New Security Agency Faces Array of Hurdles
By Guy Gugliotta Washington Post Staff Writer Monday, June 10, 2002; Page A01
To hear President Bush tell it, the new Department of Homeland Security will improve government's "focus and effectiveness," but the confusion attending many aspects of his proposal suggests that government may be headed for a prolonged period of bureaucratic chaos before things are sorted out.
Late last week Agriculture Secretary Ann M. Veneman wondered whether she could "define the parameters of legislation" so that Congress would not transfer all of the Animal and Plant Health Inspection Service to the new department. The agency does research on plant and animal pathogens, a key concern in biological warfare defense, but it also enforces the Animal Welfare Act to make sure pet store owners aren't abusing their charges.
Other changes -- some of them even more radical -- do not appear to have been carefully thought out, critics say. They say virtually all of the changes risk serious unintended and probably unwelcome consequences, and could provoke ill will between Homeland Security and existing departments.

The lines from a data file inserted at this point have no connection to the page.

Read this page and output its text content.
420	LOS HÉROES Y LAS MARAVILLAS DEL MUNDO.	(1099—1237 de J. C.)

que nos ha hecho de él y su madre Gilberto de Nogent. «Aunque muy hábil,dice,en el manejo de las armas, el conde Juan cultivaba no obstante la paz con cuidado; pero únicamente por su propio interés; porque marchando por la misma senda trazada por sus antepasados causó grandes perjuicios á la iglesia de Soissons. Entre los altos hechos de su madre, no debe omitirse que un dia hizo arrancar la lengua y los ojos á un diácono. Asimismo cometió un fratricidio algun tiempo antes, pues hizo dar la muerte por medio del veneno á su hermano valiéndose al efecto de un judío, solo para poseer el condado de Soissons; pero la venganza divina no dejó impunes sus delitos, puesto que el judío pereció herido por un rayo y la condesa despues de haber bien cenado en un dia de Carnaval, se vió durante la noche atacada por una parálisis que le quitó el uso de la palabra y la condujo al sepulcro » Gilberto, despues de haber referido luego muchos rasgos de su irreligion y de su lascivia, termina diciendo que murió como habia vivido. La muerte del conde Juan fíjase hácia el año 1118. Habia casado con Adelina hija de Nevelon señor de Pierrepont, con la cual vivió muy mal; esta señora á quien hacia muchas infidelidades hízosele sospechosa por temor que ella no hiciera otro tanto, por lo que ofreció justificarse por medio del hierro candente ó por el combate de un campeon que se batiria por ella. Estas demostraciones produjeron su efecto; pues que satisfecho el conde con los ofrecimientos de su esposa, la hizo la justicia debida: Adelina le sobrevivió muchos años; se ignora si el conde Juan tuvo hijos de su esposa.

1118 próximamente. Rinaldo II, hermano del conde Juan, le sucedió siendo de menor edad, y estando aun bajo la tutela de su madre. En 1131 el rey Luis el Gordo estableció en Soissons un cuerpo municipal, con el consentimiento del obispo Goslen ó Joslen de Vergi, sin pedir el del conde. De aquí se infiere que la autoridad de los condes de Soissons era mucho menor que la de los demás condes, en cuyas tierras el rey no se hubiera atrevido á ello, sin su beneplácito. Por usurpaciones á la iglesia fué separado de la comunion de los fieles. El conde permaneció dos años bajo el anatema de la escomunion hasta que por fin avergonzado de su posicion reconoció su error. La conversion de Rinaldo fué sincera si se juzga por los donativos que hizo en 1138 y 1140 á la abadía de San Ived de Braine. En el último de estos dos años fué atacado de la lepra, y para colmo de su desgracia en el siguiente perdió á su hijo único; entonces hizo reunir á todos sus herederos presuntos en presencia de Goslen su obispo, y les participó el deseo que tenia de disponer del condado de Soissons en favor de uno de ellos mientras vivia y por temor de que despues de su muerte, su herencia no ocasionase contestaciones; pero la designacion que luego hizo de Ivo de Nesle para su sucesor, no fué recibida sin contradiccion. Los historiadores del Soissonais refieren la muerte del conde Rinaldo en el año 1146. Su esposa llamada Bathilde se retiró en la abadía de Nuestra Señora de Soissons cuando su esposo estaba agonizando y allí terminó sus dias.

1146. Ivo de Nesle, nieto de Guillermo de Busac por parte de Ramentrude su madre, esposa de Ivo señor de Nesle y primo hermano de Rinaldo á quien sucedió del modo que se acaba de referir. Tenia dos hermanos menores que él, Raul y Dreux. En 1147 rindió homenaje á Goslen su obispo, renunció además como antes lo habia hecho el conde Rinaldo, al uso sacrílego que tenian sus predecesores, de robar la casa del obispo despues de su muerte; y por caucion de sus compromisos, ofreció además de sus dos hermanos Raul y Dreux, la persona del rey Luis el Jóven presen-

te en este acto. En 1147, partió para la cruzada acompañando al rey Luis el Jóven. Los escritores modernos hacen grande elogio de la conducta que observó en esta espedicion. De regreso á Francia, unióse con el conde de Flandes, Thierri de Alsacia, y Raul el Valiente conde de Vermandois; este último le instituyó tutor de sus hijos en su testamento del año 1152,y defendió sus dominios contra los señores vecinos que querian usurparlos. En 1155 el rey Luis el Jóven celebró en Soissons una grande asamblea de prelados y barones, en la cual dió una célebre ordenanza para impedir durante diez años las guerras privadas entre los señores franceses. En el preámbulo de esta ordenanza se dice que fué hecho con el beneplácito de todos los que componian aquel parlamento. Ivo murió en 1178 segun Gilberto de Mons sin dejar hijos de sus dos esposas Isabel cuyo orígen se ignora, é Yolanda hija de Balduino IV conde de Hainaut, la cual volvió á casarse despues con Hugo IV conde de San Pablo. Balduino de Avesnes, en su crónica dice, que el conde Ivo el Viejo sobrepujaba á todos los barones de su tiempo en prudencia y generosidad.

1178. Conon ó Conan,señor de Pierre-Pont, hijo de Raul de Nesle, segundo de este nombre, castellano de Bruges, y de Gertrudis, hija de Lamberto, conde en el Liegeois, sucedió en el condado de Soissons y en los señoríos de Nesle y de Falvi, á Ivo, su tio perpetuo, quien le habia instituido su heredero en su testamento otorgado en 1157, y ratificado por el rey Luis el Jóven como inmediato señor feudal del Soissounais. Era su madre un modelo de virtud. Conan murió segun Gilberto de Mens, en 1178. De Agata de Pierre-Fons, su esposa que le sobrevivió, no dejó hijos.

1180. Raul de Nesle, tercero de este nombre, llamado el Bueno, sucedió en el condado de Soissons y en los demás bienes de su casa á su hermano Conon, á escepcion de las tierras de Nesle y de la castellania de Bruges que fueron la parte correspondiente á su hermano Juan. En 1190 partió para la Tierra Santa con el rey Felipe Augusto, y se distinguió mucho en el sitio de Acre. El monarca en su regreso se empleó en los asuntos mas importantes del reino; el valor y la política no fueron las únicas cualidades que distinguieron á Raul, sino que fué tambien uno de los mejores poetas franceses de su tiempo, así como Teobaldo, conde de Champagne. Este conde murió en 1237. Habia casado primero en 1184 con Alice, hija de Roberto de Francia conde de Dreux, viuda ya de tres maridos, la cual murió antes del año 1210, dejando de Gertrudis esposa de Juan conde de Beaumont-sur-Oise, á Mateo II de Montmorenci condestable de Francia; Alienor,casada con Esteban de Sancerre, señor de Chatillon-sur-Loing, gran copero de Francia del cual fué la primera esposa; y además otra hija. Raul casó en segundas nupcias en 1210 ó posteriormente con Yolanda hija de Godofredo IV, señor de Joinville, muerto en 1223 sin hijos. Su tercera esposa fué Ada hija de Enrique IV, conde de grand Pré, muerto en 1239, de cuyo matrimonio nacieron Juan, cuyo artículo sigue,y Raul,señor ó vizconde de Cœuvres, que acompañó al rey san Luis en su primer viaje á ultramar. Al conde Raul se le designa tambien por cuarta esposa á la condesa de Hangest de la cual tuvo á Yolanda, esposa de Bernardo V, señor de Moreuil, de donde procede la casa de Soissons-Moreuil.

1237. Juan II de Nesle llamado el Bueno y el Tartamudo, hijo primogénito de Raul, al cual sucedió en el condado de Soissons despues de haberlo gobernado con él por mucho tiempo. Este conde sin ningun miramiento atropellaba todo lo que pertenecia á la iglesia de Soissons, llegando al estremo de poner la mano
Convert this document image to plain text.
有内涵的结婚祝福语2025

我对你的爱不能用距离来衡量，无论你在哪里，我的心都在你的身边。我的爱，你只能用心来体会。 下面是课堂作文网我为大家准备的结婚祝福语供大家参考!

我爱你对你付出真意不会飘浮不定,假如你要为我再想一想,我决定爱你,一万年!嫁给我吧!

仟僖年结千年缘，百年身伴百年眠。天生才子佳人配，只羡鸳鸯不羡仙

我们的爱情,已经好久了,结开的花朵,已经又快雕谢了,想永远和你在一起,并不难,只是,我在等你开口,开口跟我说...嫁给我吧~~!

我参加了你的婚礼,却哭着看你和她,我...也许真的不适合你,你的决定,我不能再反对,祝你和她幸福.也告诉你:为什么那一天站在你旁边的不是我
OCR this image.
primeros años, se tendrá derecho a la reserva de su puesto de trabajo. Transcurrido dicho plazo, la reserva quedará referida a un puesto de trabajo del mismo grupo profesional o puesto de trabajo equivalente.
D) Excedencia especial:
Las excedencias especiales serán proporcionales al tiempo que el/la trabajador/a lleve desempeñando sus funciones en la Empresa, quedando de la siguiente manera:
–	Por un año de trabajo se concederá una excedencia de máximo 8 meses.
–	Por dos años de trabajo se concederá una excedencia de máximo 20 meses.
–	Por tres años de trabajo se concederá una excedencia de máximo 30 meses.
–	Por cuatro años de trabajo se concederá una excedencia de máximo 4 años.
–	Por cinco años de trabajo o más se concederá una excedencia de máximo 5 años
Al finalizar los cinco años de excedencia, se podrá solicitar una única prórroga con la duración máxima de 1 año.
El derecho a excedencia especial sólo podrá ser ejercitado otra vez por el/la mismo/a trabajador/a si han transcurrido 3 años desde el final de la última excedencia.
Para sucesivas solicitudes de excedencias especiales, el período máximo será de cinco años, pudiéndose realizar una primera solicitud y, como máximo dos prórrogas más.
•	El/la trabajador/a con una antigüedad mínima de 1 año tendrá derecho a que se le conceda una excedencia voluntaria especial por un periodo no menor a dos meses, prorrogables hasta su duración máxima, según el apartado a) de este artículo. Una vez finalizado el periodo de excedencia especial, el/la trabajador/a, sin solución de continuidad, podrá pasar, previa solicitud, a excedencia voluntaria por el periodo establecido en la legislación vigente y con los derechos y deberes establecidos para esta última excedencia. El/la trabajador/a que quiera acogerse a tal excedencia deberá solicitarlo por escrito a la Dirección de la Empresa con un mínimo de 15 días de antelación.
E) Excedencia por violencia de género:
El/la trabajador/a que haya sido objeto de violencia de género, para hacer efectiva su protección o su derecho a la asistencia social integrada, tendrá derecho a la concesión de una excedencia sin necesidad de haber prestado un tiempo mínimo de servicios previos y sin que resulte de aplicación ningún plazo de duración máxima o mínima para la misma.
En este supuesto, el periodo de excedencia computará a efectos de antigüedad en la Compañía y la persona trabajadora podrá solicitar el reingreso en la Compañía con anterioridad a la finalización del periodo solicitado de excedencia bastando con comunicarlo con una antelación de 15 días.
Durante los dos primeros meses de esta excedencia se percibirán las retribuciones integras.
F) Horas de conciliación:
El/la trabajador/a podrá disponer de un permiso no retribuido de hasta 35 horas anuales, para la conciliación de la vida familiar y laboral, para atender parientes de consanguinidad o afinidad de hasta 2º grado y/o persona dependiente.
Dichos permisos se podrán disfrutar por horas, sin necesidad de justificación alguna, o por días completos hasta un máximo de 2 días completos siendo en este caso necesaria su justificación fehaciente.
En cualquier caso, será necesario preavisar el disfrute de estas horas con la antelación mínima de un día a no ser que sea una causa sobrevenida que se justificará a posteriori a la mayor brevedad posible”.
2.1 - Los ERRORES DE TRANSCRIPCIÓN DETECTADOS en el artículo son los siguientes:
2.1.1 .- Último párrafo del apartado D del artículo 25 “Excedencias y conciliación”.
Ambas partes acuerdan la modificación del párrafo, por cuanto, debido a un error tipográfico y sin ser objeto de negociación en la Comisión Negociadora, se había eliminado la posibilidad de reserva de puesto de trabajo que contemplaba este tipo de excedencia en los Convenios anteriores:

The plan calls for the Department of Homeland Security to grab several entire agencies besides the Animal and Plant Health Inspection Service. These include the Secret Service, the Coast Guard, the Immigration and Naturalization Service, the Customs Service, the Transportation Security Administration and the Federal Emergency Management Agency.
In this endeavor, the new department can count on taking on a lot more than it may want. Homeland Security will be rescuing drunken boaters in heavy surf, airlifting blankets to flood victims in Iowa, confiscating stolen antiquities smuggled from Cambodia and inducing counterfeiters to sell their product to undercover cops.
For every aspect of the big reshuffle, knowledgeable officials expressed both a wish that the new department succeed and misgivings that the bureaucratic hurdles might be so difficult to overcome that the move might end up crippling homeland security and agencies' regular business........
washingtonpost.com
Perhaps people will eventually figure out that the reorganization isn't about providing better security; it's about PR. Create the illusion that you're providing better security. Declare the largest reorganization of government in 50 years; it's 'historic'. Whether it's better or worse, isn't all that significant; you can manage the PR on that by a simple end of the year [or just prior to the 2004 election] 'report card' that gives the new cabinet grades of all 'green' cross the board.